Many on the Street expected OPEC to step in with deeper production cuts in an effort to prop up prices. But after talks collapsed Friday — OPEC ally Russia refused to agree to the proposed additional output reductions of 1.5 million barrels per day — there could now also be issues on the supply side.
The 14-member cartel and its allies, known as OPEC+, also failed to reach an agreement on extending the current production cuts. This means that on April 1, when the current agreement expires, each nation effectively has free rein over how much crude it pumps.
On Saturday Saudi Arabia announced massive discounts to its official selling prices for April, and the nation could theoretically pump up to its capacity of 12.5 million barrels per day.
“As from 1 April we are starting to work without minding the quotas or reductions which were in place earlier,” Russian Energy Minister Alexander Novak told reporters Friday at the OPEC+ meeting in Vienna, before adding, “but this does not mean that each country would not monitor and analyze market developments.”

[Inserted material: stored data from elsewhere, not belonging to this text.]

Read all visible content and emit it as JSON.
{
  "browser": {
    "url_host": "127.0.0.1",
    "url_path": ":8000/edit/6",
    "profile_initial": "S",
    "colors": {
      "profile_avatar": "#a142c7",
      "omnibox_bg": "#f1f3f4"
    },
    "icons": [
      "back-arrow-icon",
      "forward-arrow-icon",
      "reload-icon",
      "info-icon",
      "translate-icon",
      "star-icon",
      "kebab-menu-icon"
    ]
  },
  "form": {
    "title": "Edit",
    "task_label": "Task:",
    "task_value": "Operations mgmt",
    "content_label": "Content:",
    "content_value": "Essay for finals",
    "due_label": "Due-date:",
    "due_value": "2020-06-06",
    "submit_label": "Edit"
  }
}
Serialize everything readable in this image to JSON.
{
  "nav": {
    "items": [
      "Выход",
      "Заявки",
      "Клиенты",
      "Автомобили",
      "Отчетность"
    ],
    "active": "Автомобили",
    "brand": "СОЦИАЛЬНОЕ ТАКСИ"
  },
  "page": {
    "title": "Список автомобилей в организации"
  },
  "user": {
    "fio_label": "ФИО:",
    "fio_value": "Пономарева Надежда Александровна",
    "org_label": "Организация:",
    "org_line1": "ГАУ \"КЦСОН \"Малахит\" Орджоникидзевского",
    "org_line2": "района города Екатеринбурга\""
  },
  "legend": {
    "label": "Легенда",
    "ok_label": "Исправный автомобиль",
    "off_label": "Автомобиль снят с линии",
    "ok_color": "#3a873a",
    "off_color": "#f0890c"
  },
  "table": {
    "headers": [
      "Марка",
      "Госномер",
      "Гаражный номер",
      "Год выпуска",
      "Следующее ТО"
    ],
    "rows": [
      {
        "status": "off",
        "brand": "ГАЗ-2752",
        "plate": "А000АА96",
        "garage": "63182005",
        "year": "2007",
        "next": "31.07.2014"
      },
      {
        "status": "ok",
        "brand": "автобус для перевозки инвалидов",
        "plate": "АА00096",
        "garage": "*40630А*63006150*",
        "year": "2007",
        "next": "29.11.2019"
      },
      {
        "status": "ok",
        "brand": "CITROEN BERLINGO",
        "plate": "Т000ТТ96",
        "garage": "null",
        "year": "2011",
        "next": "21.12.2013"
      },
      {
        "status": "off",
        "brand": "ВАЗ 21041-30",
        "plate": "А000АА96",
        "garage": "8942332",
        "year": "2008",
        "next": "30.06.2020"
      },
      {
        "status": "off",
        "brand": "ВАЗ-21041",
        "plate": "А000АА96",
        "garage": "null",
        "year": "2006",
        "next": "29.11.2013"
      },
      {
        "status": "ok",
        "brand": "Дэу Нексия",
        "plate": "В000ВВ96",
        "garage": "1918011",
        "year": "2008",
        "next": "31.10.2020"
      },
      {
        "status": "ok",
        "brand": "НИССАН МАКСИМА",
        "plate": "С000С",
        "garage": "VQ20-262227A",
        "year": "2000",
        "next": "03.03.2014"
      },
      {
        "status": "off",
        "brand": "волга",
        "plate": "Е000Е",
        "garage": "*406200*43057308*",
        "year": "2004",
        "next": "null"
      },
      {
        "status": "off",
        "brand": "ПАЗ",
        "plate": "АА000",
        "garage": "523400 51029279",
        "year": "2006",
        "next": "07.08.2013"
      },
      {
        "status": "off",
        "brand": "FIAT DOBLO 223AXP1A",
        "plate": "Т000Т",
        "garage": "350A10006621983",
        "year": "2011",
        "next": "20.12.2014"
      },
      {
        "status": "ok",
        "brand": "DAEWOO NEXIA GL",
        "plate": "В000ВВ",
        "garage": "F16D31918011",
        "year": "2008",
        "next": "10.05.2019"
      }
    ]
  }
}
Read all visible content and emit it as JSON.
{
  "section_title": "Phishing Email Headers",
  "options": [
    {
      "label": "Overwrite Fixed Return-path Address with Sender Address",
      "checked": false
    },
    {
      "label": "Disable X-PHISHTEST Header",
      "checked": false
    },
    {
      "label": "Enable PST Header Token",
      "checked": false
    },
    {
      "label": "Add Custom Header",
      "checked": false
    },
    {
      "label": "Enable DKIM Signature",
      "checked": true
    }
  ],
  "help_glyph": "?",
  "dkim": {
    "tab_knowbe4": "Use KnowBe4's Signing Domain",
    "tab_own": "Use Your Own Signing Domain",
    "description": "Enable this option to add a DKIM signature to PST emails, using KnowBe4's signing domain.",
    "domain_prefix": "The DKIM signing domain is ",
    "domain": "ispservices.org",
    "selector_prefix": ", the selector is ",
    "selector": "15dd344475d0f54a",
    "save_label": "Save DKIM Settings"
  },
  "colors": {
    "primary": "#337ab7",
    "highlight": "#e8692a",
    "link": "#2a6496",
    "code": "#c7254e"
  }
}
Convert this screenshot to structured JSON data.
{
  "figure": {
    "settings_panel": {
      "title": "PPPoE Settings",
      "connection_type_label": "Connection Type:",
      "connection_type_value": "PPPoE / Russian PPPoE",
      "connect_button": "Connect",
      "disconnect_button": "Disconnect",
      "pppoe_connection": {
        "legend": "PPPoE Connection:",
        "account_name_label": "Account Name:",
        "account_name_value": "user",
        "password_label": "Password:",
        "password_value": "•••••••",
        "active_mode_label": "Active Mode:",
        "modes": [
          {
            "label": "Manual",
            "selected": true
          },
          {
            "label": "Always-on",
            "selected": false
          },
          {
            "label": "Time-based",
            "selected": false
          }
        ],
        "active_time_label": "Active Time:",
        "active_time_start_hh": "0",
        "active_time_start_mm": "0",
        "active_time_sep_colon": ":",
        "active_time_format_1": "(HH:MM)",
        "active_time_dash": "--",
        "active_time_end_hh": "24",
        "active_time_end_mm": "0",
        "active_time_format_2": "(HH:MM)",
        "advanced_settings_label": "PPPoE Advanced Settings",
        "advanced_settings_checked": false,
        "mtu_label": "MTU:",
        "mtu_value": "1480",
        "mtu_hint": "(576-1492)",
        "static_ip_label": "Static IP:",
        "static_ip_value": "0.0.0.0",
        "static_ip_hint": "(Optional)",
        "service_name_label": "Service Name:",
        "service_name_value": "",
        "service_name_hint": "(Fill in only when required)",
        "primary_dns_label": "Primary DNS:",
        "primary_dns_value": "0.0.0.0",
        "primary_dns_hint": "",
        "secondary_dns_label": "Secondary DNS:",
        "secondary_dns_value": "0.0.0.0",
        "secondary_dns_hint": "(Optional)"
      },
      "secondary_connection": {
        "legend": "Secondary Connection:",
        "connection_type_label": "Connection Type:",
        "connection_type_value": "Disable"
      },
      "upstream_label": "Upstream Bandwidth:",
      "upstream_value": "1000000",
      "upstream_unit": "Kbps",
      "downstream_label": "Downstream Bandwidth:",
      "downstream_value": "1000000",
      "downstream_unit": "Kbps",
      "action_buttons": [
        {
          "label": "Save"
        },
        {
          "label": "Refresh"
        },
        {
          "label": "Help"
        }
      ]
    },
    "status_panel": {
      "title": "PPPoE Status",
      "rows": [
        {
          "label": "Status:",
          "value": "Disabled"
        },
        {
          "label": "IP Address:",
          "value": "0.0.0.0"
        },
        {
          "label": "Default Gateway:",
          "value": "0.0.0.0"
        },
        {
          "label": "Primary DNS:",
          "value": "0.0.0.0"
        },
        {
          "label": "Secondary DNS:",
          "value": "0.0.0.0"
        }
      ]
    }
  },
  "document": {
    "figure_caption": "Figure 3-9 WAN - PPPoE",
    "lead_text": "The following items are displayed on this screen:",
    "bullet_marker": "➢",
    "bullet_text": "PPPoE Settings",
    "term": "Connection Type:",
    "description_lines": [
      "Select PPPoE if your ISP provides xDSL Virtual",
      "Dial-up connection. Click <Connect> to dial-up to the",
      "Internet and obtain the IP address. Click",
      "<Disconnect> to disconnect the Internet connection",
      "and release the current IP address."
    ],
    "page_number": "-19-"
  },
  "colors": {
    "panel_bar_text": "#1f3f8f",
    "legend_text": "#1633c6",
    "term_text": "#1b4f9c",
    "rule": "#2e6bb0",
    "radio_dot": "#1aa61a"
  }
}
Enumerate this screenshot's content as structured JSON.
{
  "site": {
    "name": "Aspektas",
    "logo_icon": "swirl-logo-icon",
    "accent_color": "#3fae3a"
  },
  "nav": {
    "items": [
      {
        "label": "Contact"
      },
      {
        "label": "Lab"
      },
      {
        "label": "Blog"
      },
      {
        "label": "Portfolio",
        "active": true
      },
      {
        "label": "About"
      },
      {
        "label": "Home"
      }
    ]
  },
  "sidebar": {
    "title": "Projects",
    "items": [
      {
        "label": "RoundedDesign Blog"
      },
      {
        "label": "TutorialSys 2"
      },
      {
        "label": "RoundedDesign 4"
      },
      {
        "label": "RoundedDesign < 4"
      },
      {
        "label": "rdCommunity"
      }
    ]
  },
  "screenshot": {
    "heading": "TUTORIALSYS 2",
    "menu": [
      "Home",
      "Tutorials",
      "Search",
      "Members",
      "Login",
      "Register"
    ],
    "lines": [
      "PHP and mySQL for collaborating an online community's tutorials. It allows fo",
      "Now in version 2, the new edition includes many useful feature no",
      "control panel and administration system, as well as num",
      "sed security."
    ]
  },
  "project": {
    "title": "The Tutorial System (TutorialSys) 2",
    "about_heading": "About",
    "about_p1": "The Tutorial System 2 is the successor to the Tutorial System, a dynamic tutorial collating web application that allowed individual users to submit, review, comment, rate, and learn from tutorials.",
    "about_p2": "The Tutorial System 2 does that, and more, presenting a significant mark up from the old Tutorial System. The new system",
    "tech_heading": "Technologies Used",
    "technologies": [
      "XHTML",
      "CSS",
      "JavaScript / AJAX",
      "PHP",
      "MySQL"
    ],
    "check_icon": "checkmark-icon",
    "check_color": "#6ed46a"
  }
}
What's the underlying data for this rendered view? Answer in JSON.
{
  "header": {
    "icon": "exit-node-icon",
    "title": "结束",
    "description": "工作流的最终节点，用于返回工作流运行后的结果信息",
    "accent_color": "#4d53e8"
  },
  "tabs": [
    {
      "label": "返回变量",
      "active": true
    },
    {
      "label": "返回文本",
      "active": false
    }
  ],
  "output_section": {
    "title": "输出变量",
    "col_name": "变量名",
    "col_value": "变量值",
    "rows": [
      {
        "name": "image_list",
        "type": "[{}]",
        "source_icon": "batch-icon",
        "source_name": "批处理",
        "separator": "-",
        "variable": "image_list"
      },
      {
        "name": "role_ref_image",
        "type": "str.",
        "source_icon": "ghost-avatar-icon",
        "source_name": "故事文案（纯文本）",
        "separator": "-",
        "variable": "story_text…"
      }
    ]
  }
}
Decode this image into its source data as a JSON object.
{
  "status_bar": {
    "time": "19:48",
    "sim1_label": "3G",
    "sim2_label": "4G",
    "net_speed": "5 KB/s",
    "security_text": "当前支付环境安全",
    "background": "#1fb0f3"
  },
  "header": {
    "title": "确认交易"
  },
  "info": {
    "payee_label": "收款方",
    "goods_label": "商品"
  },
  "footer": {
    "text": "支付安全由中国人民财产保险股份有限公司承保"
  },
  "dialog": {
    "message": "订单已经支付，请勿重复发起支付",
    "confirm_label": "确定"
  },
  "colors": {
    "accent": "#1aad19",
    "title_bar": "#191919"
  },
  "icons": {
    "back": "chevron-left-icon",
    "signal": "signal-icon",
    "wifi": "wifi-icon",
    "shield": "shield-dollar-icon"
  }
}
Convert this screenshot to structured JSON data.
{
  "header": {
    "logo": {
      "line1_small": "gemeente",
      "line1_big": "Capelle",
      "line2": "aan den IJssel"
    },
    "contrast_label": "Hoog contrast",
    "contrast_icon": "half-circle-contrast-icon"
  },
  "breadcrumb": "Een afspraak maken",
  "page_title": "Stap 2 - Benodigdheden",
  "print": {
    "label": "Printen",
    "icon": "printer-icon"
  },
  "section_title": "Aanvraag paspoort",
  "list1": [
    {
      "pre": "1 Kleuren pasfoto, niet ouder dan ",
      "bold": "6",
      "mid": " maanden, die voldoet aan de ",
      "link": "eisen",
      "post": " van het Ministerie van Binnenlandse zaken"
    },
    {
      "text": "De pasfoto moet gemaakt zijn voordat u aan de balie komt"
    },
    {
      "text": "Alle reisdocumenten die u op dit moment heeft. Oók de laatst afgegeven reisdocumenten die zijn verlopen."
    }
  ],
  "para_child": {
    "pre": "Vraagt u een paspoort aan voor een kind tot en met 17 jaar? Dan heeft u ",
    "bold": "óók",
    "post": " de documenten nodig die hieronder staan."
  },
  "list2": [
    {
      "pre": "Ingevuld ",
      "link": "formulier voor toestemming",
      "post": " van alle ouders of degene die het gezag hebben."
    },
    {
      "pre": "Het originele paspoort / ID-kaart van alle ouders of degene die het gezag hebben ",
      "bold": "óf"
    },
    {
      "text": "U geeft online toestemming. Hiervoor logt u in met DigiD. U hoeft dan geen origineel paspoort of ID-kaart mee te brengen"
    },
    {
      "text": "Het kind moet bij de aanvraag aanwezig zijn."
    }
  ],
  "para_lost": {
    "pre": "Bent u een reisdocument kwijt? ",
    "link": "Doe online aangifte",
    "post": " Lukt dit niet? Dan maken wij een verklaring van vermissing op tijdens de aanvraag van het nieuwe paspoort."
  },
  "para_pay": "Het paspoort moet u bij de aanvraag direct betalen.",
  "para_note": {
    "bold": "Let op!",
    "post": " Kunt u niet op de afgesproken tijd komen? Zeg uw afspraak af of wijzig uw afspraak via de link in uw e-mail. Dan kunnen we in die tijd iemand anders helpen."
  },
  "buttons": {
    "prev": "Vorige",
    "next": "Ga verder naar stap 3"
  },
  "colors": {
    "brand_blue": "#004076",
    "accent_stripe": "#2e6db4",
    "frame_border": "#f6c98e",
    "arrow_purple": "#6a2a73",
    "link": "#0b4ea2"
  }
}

On Friday, U.S. West Texas Intermediate slid 10.07% — its worst day since November 2014 — to settle at a more than three-year low of $41.28 per barrel. International benchmark Brent crude sank 9.44% to settle at $45.27 per barrel, its lowest since June 2017.
Both WTI and Brent are currently in bear market territory — down 38% and 40%, respectively, from recent highs — and analysts say prices still have further to fall.
Morgan Stanley forecasts Brent falling to $35 per barrel in the second quarter, with WTI trading as low as $30 per barrel. The firm’s prior forecast had Brent at $57.50 and WTI at $52.50.
Some are even more bearish.
″$20 oil in 2020 is coming,” Ali Khedery, formerly Exxon’s senior Middle East advisor and now CEO of U.S.-based strategy firm Dragoman Ventures, wrote Sunday on Twitter. “Huge geopolitical implications. Timely stimulus for net consumers. Catastrophic for failed/failing petro-kleptocracies Iraq, Iran, etc – may prove existential 1-2 punch when paired with COVID19.”
That said, Crisafulli contended that a price war this time around “shouldn’t be as bleak as 2015” when Brent prices collapsed to $28 in January 2016, since this time around Saudi Arabia “isn’t the aggressor,” and also because the kingdom “can’t tolerate an oil depression.”
“The country’s fiscal breakeven oil prices remain very high, Saudi Aramco is now a public company, and MBS’s grip on power isn’t yet absolute,” he said. “As a result, the gov’t won’t be so cavalier in sending oil back into the $30s (or even lower).”
— CNBC’s Michael Bloom and Natasha Turak contributed reporting.